どうしても現実とは思えないので、増田に経緯を書いてみる。「よくあること」なのだったら、そう言ってもらえると有り難い。あんまりリアルに書いて知り合いに思い当たられても困るので、年齢や状況は適当に創作しておく。事実に基づいているのは「動機」だけだ。
20歳のときに23歳の男と同棲していた。現実を見ない奴で、売れもしない歌を歌って暮らしていた。お金にならないので、当然稼ぐのはこちらだ。20年前のことだ。当時はまだバブルの余波で「若い女性」の稼ぎ口などいくらでもあった。男一人抱えるのなど楽勝だと思った。だが、1年経ったら雲行きが変わってきた。仕事をクビになり、次の仕事が見つからない。貯金は底をついた。お互いの親からは勘当同然の扱いを受けていたので、親には頼れない。切羽詰まって男に相談した。
「じゃあ、どうする?」
「クラブで働かないかと誘われてるんだけど、いい?」
「じゃあどうするの?」
「少し休めよ。疲れてるんだよ」
この『休め』に絶望した。休める状態ではないことを説明したつもりだったのに、まったく男に認識してもらえなかった。翌日、荷物をまとめて男一人置いて部屋を出た。

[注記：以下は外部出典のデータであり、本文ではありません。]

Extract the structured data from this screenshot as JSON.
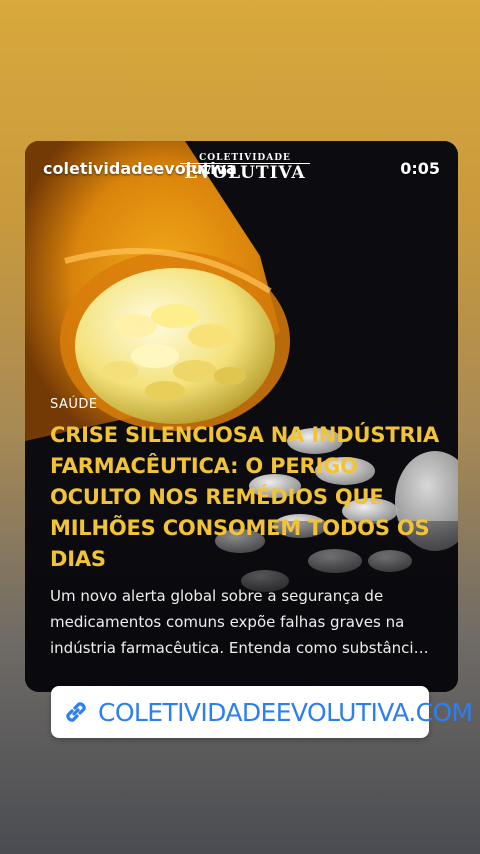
{
  "story": {
    "username": "coletividadeevolutiva",
    "timer": "0:05",
    "logo_small": "COLETIVIDADE",
    "logo_big": "EVOLUTIVA"
  },
  "article": {
    "category": "SAÚDE",
    "headline": "CRISE SILENCIOSA NA INDÚSTRIA FARMACÊUTICA: O PERIGO OCULTO NOS REMÉDIOS QUE MILHÕES CONSOMEM TODOS OS DIAS",
    "summary": "Um novo alerta global sobre a segurança de medicamentos comuns expõe falhas graves na indústria farmacêutica. Entenda como substâncias presentes em remédios do dia a dia podem afetar sua saúde."
  },
  "link_sticker": {
    "icon": "link-icon",
    "text": "COLETIVIDADEEVOLUTIVA.COM"
  },
  "colors": {
    "headline": "#f2c335",
    "link": "#2d7ff0",
    "background_top": "#d8a93c",
    "background_bottom": "#4a4c52"
  }
}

去年の6月、20年ぶりに大学の同窓会があった。男も来ていた。私が出ていったあとどうしたのか訊いたら、友達から借金してしのいだのだそうだ。
私は生計を維持していたのは私だったのに、いきなりおっぽりだすような真似をして悪かったと思っていた。無責任過ぎた。だから謝った。

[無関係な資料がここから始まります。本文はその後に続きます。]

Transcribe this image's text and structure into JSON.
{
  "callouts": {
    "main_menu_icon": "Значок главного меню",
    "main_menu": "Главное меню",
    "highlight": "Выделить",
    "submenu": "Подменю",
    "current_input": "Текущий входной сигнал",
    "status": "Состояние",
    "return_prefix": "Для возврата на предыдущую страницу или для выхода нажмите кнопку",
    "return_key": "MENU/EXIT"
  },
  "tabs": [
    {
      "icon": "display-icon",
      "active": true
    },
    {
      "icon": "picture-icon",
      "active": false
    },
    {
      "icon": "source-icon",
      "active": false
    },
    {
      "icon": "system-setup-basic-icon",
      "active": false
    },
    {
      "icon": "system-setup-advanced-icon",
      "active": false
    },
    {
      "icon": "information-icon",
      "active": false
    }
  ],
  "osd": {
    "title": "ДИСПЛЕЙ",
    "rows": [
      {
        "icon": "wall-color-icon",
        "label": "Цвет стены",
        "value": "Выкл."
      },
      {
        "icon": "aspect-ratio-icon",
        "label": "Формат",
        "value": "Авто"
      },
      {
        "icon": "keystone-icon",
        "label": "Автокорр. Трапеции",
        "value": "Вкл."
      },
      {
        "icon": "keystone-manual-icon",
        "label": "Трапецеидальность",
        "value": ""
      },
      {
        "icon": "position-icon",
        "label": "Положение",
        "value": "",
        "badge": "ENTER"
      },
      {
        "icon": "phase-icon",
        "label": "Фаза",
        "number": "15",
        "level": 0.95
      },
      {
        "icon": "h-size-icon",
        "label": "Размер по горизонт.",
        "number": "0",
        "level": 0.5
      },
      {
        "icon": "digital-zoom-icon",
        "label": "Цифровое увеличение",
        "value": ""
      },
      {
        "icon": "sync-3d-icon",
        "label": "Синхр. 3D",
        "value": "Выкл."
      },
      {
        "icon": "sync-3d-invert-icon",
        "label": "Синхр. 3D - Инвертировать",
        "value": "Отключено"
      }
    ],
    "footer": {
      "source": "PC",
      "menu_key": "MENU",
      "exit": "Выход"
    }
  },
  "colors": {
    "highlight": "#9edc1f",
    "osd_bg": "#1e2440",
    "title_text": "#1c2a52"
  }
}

そしたら、男は「俺のほうこそ、おんぶしっぱなしで悪かった」と言ってきた。
私は結婚して18年経ち幸せな家庭を築いていた。男のほうも結婚したものの4年で離婚して今は独身。勤め先が倒産してアルバイトをしていた。男がしんどい時期にいることは一目でわかった。何か楽しいことを一緒にしてなぐさめてあげたかった。何度か呼び出して、落語を聴きに行ったり、美味しいものを食べに行ったりした。

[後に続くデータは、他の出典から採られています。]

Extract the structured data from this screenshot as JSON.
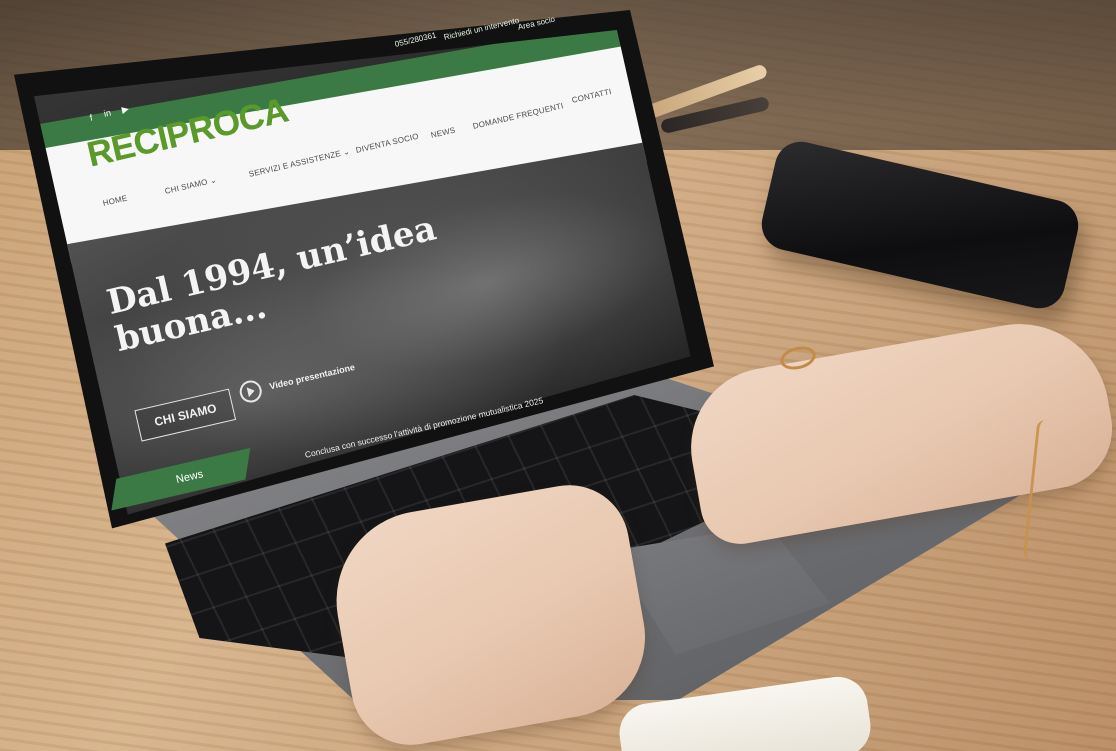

男は私が部屋に残していったものを持ってきた。20年もの間押し入れに仕舞っていたのだという。
初めて「愛されてたんだ」と思った。そして私も「愛している」ことに気がついた。生活できなかっただけで、嫌いになって別れたわけではない。
思い悩んでいる間に夫が病死した。夫とのドラマももちろんある。夫が闘病している間、付き添う私を支えてくれたのは、ほかならぬ男だったりする。けれど、奇跡とは関係ないので割愛。夫が居ないことは今も哀しい。
さて、夫の49日が過ぎたころ、男とよりを戻したわけだが。どうしても、手のなかにあるものが信じられない。私は確かに男を捨ててきた。どうやっても取り戻せないもののはずだ。かなり手ひどく振ったという自覚がある。
一度「夢としか思えない」と言ったら、手を握って「これでも?」と聞いてきた。
こんな風に振った女を許せるもんだろうか?
私は男と付き合って幸せになっていいのだろうか?
小説なら良く出来てるし、 現実ならいい話だと思うよ。 幸せに生きろよ。 てか、幸せになっちゃいけない人ってどんぐらいいるのよ。世間に。
そんな奇跡はざらにはない。それを掴まずしてなんの人生かな。